Les voix entendues (dont celle de Cimino) sont éraillées, les traits fatigués. Pourtant subsiste cette puissance propre à l’élégie. La qualité du documentaire est donc moins de chercher à démontrer ce que chacun sait déjà (le réalisateur comme artiste maudit subissant les assauts acharnés de la critique) que de rendre à l’œuvre de Cimino sa vigueur première.
Entre continuité et rupture, humilité et jusqu’au-boutisme, regret et revendication, le regard transperce la brume du passé pour appeler au réveil du lyrisme. D’où le choix du format CinemaScope qui embrasse en un seul plan la gigantisme du paysage. Thoret nous rappelle ce que Cimino devait à Ford. Chez les deux cinéastes, l’héroïsme individuel ne pouvait s’épanouir que dans le paysage de l’Amérique et à travers les communautés que celui-ci abrite.

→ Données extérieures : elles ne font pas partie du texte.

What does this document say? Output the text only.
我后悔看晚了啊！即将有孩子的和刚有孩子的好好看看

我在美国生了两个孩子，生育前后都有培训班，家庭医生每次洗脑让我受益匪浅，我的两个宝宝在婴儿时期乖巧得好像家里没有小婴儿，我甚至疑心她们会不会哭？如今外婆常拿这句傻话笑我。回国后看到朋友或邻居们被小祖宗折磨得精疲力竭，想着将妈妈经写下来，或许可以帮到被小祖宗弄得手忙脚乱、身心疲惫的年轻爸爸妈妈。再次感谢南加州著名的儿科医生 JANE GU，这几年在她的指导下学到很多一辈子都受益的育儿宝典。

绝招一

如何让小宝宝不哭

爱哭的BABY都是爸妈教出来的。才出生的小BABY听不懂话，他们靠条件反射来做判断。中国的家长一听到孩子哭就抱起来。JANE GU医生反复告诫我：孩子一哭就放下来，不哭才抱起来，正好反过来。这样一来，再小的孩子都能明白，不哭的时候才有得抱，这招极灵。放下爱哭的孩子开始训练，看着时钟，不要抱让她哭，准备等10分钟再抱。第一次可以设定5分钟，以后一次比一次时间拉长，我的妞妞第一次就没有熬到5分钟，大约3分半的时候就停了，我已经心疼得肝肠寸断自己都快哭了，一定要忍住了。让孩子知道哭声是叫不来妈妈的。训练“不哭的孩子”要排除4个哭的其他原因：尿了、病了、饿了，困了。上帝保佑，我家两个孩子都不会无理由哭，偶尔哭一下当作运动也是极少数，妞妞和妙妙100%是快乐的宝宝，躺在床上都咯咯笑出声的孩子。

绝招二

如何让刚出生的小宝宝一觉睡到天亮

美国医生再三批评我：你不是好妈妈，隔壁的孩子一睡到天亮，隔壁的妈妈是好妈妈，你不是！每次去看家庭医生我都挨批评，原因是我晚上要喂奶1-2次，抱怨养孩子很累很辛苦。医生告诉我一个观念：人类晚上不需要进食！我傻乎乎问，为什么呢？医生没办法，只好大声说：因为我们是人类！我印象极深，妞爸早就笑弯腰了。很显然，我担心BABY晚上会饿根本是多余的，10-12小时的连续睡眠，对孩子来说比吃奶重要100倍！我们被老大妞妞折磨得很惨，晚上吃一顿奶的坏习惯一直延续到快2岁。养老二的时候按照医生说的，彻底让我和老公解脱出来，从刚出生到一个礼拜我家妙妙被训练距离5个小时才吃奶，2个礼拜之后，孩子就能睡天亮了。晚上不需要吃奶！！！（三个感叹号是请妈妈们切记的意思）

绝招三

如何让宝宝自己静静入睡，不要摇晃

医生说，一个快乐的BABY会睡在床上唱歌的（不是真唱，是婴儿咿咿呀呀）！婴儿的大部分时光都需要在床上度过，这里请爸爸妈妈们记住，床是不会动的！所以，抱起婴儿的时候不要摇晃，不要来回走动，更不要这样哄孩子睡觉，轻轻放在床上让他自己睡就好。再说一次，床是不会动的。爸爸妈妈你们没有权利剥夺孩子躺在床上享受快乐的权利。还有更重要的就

Déserts, montagnes et ville minière : la démarche paysagère de Thoret s’inscrit dans celles des maîtres du Septième art auxquels il rend hommage. Le documentaire doit alors autant s’apprécier pour la qualité de ses commentaires que pour la beauté qui émane de ses images. Ou quand le geste de l’analyste s’accomplit par celui du cinéaste.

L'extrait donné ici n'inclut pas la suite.